-------- Original message --------
From: Corey Cohen <appleco...@optonline.net> 
Date: 2017-01-12  3:25 AM  (GMT-08:00) 
To: "General Discussion: On-Topic Posts" <cct...@classiccmp.org> 
Cc: "General Discussion: On-Topic and Off-Topic Posts" <cctalk@classiccmp.org> 
Subject: Re: Sol Terminal Color Photo, and PROMs 

The keyboard looks like a variant of the keyboard on display at the Victoria 
and Albert Museum in London right now attached to the Apple-1.   It was a giant 
pain to get it working correctly.  I didn't have good schematics so had to 
create a ton of notes and pseudo schematics using a ohm meter, scope and logic 
analyzer.  It was very satisfying to get it working :-)

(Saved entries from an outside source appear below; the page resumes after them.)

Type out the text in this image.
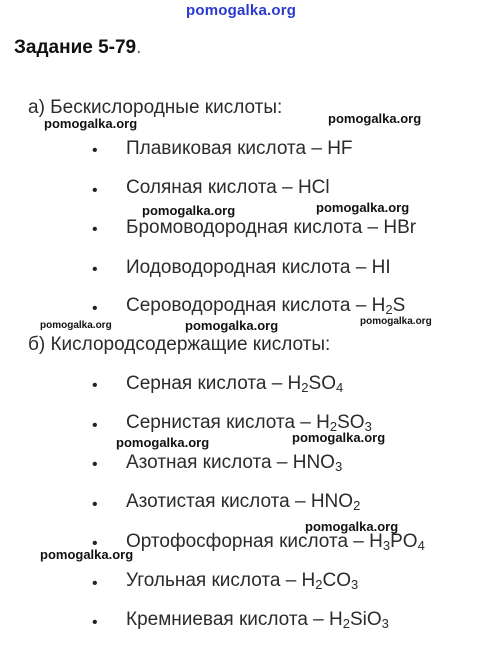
pomogalka.org
Задание 5-79.
а) Бескислородные кислоты:
б) Кислородсодержащие кислоты:
• Плавиковая кислота – HF
• Соляная кислота – HCl
• Бромоводородная кислота – HBr
• Иодоводородная кислота – HI
• Сероводородная кислота – $H_2S$
• Серная кислота – $H_2SO_4$
• Сернистая кислота – $H_2SO_3$
• Азотная кислота – $HNO_3$
• Азотистая кислота – $HNO_2$
• Ортофосфорная кислота – $H_3PO_4$
• Угольная кислота – $H_2CO_3$
• Кремниевая кислота – $H_2SiO_3$
pomogalka.org	pomogalka.org
pomogalka.org	pomogalka.org
pomogalka.org	pomogalka.org	pomogalka.org
pomogalka.org	pomogalka.org
pomogalka.org
pomogalka.org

The V&A keyboard is KTC-065-01466. 

There is a story on the sol-20 prototype proms, if I recall correctly, in the 
book "Fire in the valley".    

Cheers,
Corey 

corey cohen
uǝɥoɔ ʎǝɹoɔ

> On Jan 12, 2017, at 12:50 AM, Brad H <vintagecompu...@bettercomputing.net> 
> wrote:
> 
> Hey guys,
> 
> 
> 
> Does anyone know if any color photos exist of the Sol 'Intelligent Terminal'
> that appeared on the cover of Popular Electronics, July 1976?  I just
> discovered that that Keytronics keyboard I bought on ebay (the one parted
> out from a mystery 8080 terminal of some sort) is the same one they used for
> the PE cover unit.  I found the artwork tonight on sol20.org for the
> original PCB.  If I could find a color photo it'd at least be possible to
> build a replica of that unit someday.
> 
> 
> 
> I was curious too if anyone knew the story behind the four optional PROM ICs
> that could be installed on the board.  The article only says 'Optional,
> write in for details'.  Can't find any more info than that anywhere.  I
> understand Processor Technology sort of dodged around PE's reluctance to
> publish any more computer articles, and I'm wondering if the terminal could
> be turned into a full blown computer with the aid of those PROMs.
> 
> 
> 
> To refresh - this is the keyboard I bought.
> https://drive.google.com/file/d/0B4pq0-BHd2x6eHNhTWVGZkhxRFk/view?usp=sharin
> g
> 
> 
> 
> Definitely seems to be the same one - just different colors and legends on
> the keys themselves.
> 
> 
> 
> Brad
> 

Thanks Corey!
From what I've read around about this terminal.. PE didn't want to do any more 
articles on computers so Processor Tech sort of stripped down what was to 
become their Terminal Computer, calling it just a terminal for the article, 
although apparently the motherboard design changed to what's in the Sol 20.  
I'll look for that book.  It's interesting that this first terminal isn't 
better documented.  Or that PE didn't take one color photo of the first unit.
Was the output on the keyboard you worked on ASCII at least?